Subject: Re: Postfix
To: Pete Naylor <email@example.com>
From: Thor Lancelot Simon <firstname.lastname@example.org>
Date: 08/15/2000 15:47:59
On Tue, Aug 15, 2000 at 12:34:44PM -0700, Pete Naylor wrote:
> Thor Lancelot Simon wrote...
> > > (as you can
> > > tell, I'm not of the opinion that more daemons equates to more security).
> > Improved modularity of code generally leads to more security when it
> > assists in isolating and minimizing security-critical sections.
> That's a nice theory.
One which is adhered to by most of the most eminent experts in the field.

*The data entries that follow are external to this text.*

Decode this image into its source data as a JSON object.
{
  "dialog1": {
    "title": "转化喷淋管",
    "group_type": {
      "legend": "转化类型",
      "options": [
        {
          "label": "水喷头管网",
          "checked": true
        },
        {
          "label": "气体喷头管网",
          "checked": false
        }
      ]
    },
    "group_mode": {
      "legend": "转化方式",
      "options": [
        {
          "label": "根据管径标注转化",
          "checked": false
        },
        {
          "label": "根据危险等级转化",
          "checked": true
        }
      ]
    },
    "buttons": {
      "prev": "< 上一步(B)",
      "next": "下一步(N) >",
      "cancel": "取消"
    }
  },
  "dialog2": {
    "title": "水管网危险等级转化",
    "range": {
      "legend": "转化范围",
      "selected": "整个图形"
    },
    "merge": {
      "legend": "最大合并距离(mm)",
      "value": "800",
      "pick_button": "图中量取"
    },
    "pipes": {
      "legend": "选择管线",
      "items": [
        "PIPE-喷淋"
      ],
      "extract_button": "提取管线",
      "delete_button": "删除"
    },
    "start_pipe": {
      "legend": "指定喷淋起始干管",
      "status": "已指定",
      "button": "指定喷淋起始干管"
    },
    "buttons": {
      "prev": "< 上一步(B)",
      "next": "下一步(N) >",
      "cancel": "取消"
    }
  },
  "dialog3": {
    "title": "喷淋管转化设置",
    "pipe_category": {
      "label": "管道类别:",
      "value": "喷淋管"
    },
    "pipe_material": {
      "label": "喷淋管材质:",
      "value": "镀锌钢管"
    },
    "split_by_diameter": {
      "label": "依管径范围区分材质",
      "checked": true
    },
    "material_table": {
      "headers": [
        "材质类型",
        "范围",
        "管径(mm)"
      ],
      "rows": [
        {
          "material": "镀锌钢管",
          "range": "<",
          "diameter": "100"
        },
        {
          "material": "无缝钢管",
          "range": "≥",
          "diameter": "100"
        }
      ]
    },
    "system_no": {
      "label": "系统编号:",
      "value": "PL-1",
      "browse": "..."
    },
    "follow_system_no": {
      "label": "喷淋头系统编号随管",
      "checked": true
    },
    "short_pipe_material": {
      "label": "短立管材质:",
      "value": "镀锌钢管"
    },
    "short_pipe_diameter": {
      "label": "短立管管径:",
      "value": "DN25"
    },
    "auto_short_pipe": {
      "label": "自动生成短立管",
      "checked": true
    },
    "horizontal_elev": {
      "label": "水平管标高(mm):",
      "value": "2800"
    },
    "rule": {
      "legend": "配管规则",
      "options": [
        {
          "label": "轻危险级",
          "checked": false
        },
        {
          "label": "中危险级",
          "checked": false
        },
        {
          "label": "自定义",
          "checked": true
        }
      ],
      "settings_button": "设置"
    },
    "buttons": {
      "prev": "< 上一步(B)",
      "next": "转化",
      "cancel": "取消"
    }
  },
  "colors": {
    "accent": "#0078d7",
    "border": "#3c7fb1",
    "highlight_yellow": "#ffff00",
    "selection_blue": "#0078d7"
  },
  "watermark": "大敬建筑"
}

If you want to convince me otherwise, you won't do so by snipping my
discussion of the difficulty of analyzing security-critical sections so
that you can detetmine whether or not a program as a whole is secure. No
isolation of such sections means that the program essentially can't be
analyzed, and you lose.
I'm also not inclined to listen to you because:
A) You're obviously raving. If you were a little less hopping-up-and-down
mad about this issue, your point might get across better. I am not
inclined to waste more time discussing this with you if you are interested
solely in characterizing decisions which were actually made after quite a
bit of discussion among the developers as "the selfish desires of a few
B) You *entirely* miss the point of the licensing issue -- we do our very
best to ensure that binary-only NetBSD systems can be built, run, and
be useful with no, or a minimum, of code that requires source disclosure.

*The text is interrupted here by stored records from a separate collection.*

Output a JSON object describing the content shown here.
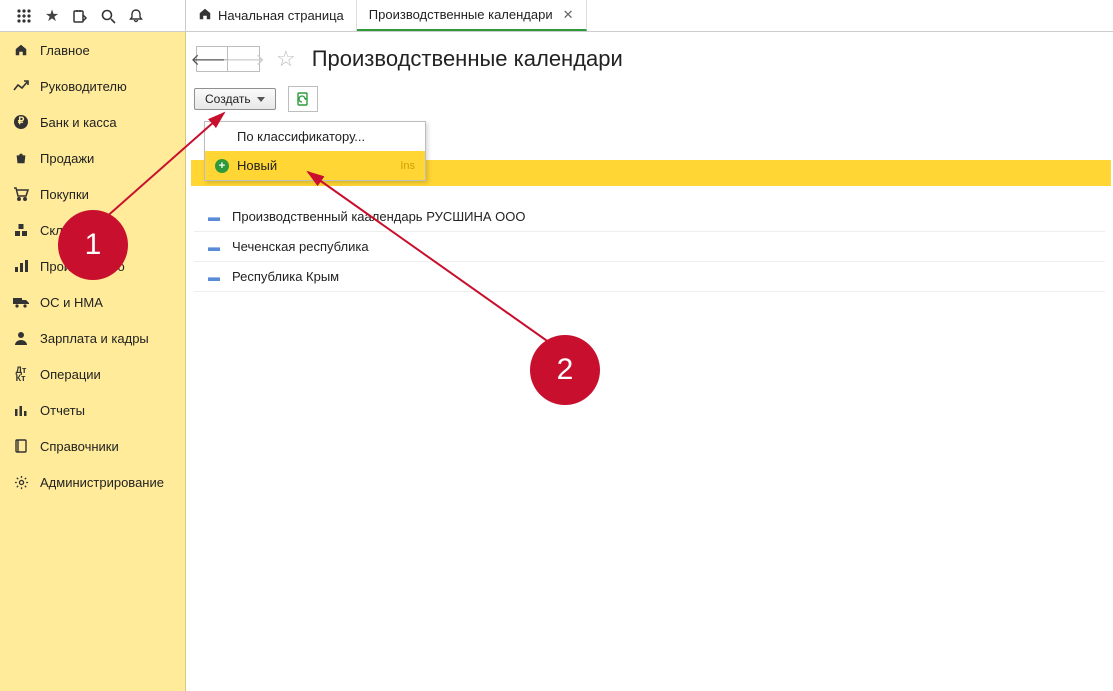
{
  "top_icons": [
    "apps",
    "star",
    "inbox",
    "search",
    "bell"
  ],
  "tabs": [
    {
      "label": "Начальная страница",
      "active": false,
      "closable": false
    },
    {
      "label": "Производственные календари",
      "active": true,
      "closable": true
    }
  ],
  "sidebar": {
    "items": [
      {
        "icon": "home",
        "label": "Главное"
      },
      {
        "icon": "trend",
        "label": "Руководителю"
      },
      {
        "icon": "ruble",
        "label": "Банк и касса"
      },
      {
        "icon": "bag",
        "label": "Продажи"
      },
      {
        "icon": "cart",
        "label": "Покупки"
      },
      {
        "icon": "boxes",
        "label": "Склад"
      },
      {
        "icon": "chart",
        "label": "Производство"
      },
      {
        "icon": "truck",
        "label": "ОС и НМА"
      },
      {
        "icon": "person",
        "label": "Зарплата и кадры"
      },
      {
        "icon": "dtkt",
        "label": "Операции"
      },
      {
        "icon": "bars",
        "label": "Отчеты"
      },
      {
        "icon": "book",
        "label": "Справочники"
      },
      {
        "icon": "gear",
        "label": "Администрирование"
      }
    ]
  },
  "page": {
    "title": "Производственные календари",
    "create_label": "Создать"
  },
  "dropdown": {
    "item_classifier": "По классификатору...",
    "item_new": "Новый",
    "hint_new": "Ins"
  },
  "list": {
    "rows": [
      "Производственный каалендарь РУСШИНА ООО",
      "Чеченская республика",
      "Республика Крым"
    ]
  },
  "annotations": {
    "badge1": "1",
    "badge2": "2"
  }
}
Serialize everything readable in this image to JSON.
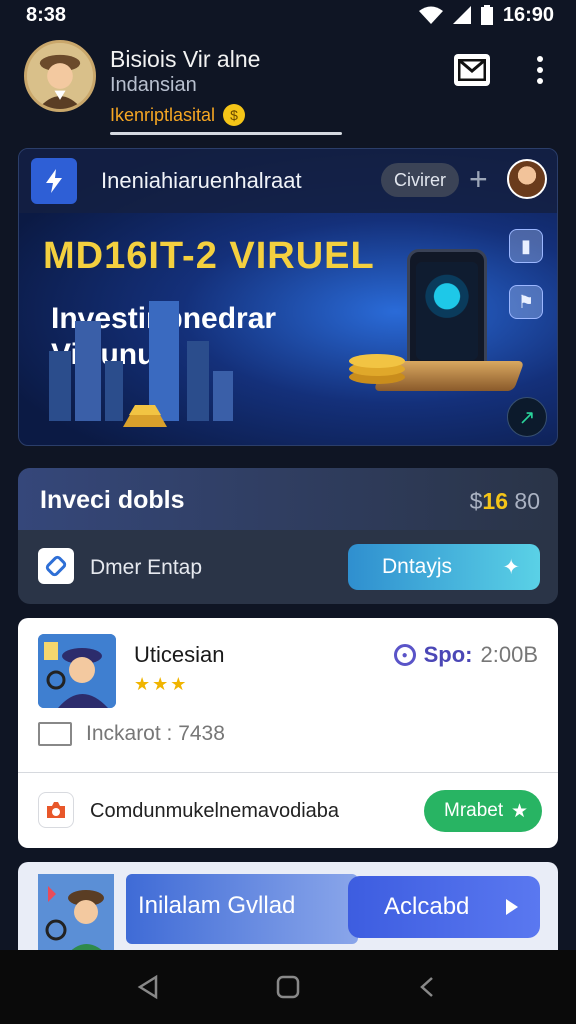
{
  "status_bar": {
    "time": "8:38",
    "right_time": "16:90"
  },
  "header": {
    "user_name": "Bisiois Vir alne",
    "user_sub": "Indansian",
    "user_badge": "Ikenriptlasital",
    "badge_coin": "$"
  },
  "banner": {
    "heading": "Ineniahiaruenhalraat",
    "pill_label": "Civirer",
    "title": "MD16IT-2 VIRUEL",
    "subtitle": "Investinpnedrar Virtunual"
  },
  "invest": {
    "title": "Inveci dobls",
    "amount_prefix": "$",
    "amount_highlight": "16",
    "amount_suffix": " 80",
    "action_label": "Dmer Entap",
    "button_label": "Dntayjs"
  },
  "user_card": {
    "name": "Uticesian",
    "stars": "★★★",
    "spo_label": "Spo:",
    "spo_value": "2:00B",
    "row_label": "Inckarot  :  7438",
    "bottom_label": "Comdunmukelnemavodiaba",
    "bottom_button": "Mrabet"
  },
  "promo": {
    "title": "Inilalam Gvllad",
    "button_label": "Aclcabd"
  },
  "colors": {
    "background": "#0f1524",
    "accent_gold": "#f5c518",
    "accent_green": "#28b463",
    "accent_blue": "#3d5de0",
    "badge_orange": "#f6a623"
  },
  "icons": {
    "wifi": "wifi-icon",
    "signal": "signal-icon",
    "battery": "battery-icon",
    "message": "message-icon",
    "more": "more-vertical-icon",
    "back": "back-icon",
    "home": "home-icon",
    "recents": "recents-icon"
  }
}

By and large, we succeed at this goal -- most GPL'ed code is confined to
the toolchain, and those shipping embedded systems don't usually need to
put a compiler on every customer's box, for example.
C) You're presuming to lecture me about security when you evidently don't
even know that OpenSSH *is* one of the direct descendants of the Ylonen
SSH code, and that it's overall structure remains almost exactly the same.